The assertion of a property right by the respondents has suggested for our consideration the right of the respondents to challenge the validity of this statute. Respondents hold their license and, as a corollary thereto, commit the nuisances in question by grace of the very Statute whose constitutionality is now attacked: Act of November 29, 1933, P. L. 15, art. IV, sec. 401, as amended. If the statute be unconstitutional the license of respondents is void and hence, respondents suffer nothing by the abatement provisions of the act: Premier Cereal Beverage Co. v. Pennsylvania Alcohol Permit Board, 292 Pa. 127 (1928). We have, however, seen fit to dispose of this matter upon the merits of the case rather than upon the absence of authority in the respondent to attack the statute.
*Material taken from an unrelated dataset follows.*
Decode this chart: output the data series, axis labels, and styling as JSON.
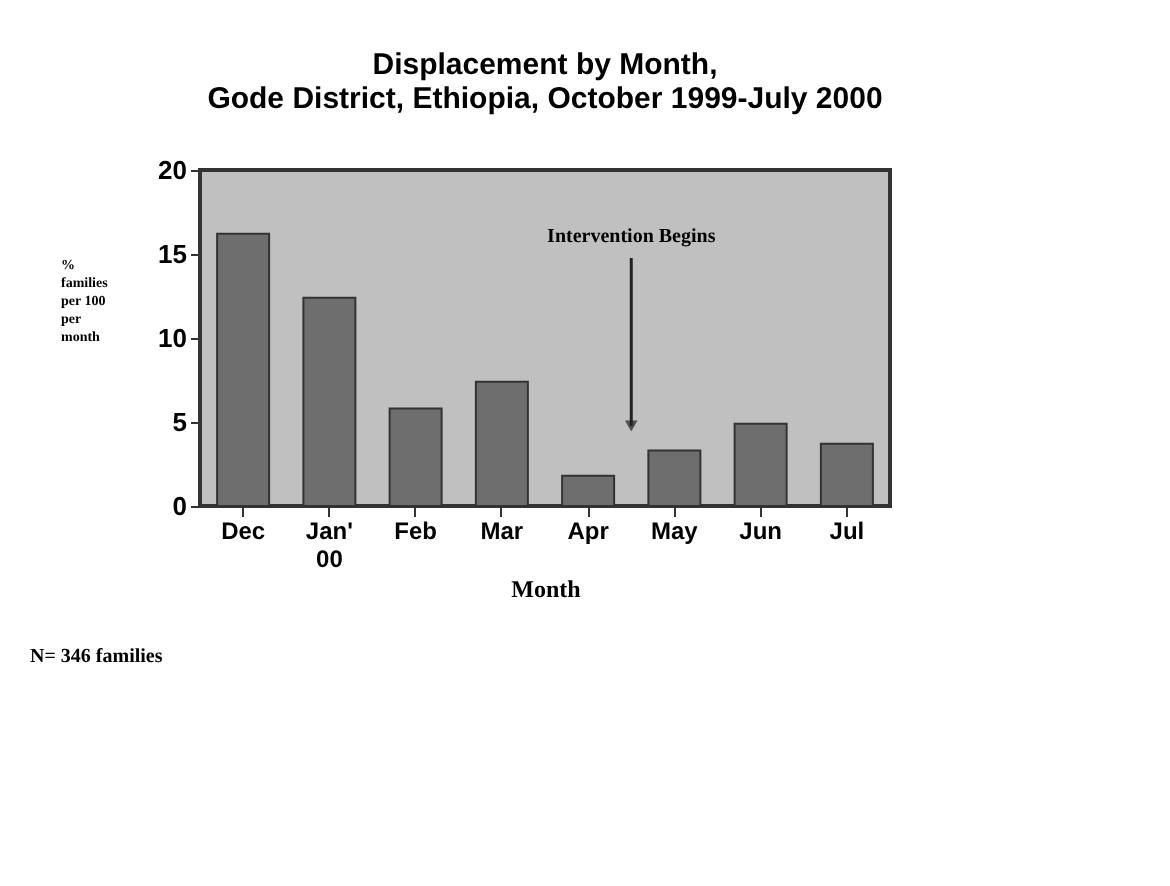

As far as the broad and comprehensive nature of the prayer of the bill is concerned, the argument raised in this regard is wholly premature. It should be noted, however, that the very objective of injunctive relief would be impaired if anything short of a comprehensive decree would be entered: Commonwealth v. Cohen, 150 Pa. Super. 487 (1942).
One final observation should be noted. Respondents are not wholly without the benefit of a jury if desired. In the section of the Act providing for abatement of the nuisance, the procedure to be followed is defined as follows: "Such action shall be brought and tried as an action in equity . . ." The equity procedure, promulgated by the Equity Rules of the Supreme Court, accordingly prevails and under Rule 61, the respondents have the right to request the court to award an issue or issues to determine questions of fact. This right is in no wise affected by the statute in question and is readily available to respondents.
A. Evans Kephart, for appellants.
John A. Boyle, First Assistant District Attorney, with him Americo V. Cortese, Assistant District Attorney, and John H. Maurer, District Attorney, for appellee.
Now, July 1, 1944, the order of the court below is affirmed on the opinion of Judge ALESSANDRONI, appellants to pay the costs.